Возбуждение отхлынуло как-то моментально — как-то само-собой.
Выйдя из лона Карасубы, он подхватил едва-слышно пискнувшую от такого Чёрную сэкирэй, что, видимо, ещё не отошла от «марафона» — ибо движения, относительно показываемого парой в том, что, для сохранения собственной, казалось бы, уже совершенно и абсолютно нерушимой психики, Энтони называл просто «спаррингами», а не чем-то в стиле «попытки изощрённого экзорцизма и упокоения ожившей нежити», касанием руки к панели управления выключил душ, и упал в просторное джакузи, включив его наполнение.
— Знаешь, что я думал, когда тащил тебя сюда?! — словно задавая вопрос, воскликнул Энтони наполовину лежащей на его груди Карасубе. – Тот кусок прокрученного в слишком крупной мясорубки мяса, в который тебя превратила эта ноль-первая?! - Однако, даже не став дожидаться ответа, продолжил: — Да ни о чём! Пытался не угробить тот полутруп из-за скорости!

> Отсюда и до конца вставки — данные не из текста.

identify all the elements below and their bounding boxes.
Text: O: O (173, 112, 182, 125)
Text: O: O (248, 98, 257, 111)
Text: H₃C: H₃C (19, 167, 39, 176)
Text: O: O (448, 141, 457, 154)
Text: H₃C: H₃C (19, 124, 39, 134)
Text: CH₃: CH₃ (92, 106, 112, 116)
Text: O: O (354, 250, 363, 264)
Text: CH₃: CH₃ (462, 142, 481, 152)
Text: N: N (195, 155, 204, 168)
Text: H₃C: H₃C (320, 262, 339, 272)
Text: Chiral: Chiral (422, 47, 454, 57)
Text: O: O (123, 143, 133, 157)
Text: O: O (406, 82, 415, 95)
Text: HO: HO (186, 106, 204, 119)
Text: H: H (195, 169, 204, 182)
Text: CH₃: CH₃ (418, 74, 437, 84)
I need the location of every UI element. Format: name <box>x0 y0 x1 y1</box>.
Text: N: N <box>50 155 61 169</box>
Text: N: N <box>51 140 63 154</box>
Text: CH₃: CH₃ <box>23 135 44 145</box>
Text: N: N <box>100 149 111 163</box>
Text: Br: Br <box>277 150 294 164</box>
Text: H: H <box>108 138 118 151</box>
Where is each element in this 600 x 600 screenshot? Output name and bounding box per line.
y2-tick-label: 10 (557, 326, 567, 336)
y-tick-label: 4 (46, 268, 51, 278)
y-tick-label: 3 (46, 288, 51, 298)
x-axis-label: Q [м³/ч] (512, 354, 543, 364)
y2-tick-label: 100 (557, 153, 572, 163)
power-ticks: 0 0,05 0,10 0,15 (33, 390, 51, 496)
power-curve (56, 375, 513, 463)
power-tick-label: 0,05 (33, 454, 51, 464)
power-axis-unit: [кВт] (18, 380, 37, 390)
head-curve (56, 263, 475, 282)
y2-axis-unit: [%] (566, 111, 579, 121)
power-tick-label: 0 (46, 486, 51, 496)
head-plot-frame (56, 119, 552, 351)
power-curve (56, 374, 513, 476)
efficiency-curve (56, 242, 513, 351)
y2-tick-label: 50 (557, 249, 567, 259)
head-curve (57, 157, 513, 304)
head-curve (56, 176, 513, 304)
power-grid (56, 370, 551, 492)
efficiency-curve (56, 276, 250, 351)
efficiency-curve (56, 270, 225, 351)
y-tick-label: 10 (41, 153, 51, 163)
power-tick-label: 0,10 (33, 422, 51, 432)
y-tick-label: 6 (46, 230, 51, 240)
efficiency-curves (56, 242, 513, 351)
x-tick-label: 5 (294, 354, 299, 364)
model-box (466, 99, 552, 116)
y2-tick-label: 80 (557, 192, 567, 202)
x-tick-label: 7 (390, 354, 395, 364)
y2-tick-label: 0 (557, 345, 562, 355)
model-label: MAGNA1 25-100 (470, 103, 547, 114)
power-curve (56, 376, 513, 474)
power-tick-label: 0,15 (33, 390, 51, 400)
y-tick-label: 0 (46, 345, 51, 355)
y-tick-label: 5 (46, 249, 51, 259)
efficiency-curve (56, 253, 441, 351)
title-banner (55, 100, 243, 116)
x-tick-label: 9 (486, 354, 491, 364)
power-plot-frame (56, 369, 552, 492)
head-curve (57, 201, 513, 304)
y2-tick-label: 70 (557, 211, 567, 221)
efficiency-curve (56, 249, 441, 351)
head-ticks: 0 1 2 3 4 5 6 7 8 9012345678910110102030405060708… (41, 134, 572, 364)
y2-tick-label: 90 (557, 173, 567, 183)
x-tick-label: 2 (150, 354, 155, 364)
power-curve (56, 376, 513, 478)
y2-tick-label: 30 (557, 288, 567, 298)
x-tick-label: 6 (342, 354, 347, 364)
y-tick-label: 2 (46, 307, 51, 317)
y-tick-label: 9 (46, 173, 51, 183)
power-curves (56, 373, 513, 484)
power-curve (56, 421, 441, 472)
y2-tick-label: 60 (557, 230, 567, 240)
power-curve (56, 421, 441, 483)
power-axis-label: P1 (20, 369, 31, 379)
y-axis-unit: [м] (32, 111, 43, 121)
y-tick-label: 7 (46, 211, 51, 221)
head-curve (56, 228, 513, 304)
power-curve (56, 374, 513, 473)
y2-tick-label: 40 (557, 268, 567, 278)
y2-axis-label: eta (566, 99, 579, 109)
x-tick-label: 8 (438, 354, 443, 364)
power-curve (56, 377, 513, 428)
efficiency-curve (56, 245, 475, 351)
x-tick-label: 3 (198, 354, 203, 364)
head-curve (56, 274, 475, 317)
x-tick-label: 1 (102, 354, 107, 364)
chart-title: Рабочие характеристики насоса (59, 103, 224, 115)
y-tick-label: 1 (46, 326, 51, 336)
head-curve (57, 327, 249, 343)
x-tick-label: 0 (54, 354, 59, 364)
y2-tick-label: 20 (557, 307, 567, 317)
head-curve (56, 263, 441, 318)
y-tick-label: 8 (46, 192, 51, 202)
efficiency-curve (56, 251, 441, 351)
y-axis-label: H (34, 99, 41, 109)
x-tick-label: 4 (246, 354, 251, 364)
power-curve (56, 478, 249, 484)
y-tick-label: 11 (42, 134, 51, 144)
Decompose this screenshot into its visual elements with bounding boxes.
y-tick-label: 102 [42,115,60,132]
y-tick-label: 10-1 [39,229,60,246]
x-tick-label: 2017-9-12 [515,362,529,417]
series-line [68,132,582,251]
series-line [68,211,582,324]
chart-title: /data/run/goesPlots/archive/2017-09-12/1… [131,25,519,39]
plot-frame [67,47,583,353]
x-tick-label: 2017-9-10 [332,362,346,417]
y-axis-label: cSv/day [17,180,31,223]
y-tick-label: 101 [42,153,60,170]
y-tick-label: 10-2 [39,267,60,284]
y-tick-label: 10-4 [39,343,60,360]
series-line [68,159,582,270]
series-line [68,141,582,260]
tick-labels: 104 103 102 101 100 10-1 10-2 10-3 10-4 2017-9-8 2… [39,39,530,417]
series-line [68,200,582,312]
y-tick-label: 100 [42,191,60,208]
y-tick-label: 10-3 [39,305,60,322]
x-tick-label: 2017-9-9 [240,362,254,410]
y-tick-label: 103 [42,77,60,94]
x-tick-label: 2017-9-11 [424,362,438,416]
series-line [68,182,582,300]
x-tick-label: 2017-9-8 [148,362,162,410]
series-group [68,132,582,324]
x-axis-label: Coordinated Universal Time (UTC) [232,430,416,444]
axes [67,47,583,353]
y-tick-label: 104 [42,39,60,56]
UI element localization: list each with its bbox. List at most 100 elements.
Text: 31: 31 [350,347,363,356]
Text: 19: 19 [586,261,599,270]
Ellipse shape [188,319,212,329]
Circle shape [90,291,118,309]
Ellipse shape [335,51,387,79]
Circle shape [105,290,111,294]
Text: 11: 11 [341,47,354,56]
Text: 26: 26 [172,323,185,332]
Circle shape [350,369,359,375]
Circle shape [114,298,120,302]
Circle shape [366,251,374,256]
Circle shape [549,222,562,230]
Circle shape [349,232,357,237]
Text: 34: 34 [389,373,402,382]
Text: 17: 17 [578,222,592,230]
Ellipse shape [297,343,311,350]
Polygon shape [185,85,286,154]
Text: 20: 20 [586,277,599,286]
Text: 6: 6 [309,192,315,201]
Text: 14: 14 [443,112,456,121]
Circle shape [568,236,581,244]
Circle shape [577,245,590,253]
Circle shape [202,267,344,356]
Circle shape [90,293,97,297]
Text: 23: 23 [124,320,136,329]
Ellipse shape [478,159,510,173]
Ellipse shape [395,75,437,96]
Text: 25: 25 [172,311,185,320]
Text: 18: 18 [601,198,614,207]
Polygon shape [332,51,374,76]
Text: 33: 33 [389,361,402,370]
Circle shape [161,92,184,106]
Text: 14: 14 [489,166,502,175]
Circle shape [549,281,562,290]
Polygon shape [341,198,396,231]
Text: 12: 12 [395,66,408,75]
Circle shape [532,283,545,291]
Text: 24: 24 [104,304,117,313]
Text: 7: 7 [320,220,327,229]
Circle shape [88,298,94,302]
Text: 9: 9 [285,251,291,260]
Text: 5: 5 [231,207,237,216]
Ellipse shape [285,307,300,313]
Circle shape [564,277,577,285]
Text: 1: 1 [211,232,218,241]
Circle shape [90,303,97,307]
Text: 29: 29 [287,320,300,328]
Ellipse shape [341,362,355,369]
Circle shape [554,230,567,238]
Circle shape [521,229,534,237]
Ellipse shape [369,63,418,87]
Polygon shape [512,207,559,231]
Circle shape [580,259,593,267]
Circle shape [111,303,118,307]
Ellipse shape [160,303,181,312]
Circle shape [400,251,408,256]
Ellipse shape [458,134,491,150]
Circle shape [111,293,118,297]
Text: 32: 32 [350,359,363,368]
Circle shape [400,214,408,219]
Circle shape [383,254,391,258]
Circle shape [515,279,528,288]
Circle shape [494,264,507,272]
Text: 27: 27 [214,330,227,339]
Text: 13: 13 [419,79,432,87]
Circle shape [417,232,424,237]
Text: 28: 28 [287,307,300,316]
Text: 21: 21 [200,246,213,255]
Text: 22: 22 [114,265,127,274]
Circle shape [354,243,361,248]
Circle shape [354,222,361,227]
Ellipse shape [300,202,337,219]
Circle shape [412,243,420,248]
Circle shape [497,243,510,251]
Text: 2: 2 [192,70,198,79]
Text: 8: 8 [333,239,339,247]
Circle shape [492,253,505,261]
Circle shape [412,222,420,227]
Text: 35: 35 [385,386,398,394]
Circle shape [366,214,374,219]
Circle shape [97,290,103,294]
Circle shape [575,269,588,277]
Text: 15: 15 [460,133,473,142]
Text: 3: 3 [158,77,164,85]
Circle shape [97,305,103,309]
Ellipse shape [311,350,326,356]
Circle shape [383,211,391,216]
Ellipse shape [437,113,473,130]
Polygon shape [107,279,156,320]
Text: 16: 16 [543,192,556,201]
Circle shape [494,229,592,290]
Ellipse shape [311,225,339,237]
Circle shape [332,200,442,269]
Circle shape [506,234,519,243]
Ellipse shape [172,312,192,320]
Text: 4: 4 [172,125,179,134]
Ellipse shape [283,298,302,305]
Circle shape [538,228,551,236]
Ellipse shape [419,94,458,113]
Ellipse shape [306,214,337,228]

Карасуба поражённо смотрела на искажённое лицо своего ашикаби, однако то мгновенно обрело «обычный» — индифферентный ко всему — вид, и он вновь продолжил, не глядя на женское лицо, резко перейдя на иную тему.
— Я не знаю, насколько безгранична вселенная, но… я хочу поведать тебе историю одного, никак не способного подохнуть, мира… Вернее — мир один, но его раскрошенных вариантов, что, однако, неумолимо, на протяжении всей истории, скатывались к порождённым жителями того, далёкого, первого мира, ужасам — больше, чем звёзд на небе…
***
— Подводя итог… — спустя долгие минуты молчания в результате ознакомления с краткой, известной её ашикаби и… вместе с тем, словно сошедшем со страниц какого-то эпического романа клишированным героем, что, на своих превозмогающих всё и вся плечах, раз за разом вытаскивал мир из того состояния, когда тот был на грани гибели, едва собрав в кучу ту бесформенную массу примешавшегося в рассказ по ходу повествования, Карасуба вычленила для себя ответ на первый из заданных вопросов.
Вот только «роман» писался словно неким корейцем, с боголепным трепетом взирающего на представителей жанра хоррор, что должен был писать «сюжет» для очередной ММО, но написал книгу… по сути к этому, высказанному где-то в середине малосвязанного повествования тезисом Негорящего, и вправду склонялась Чёрная сэкирэй.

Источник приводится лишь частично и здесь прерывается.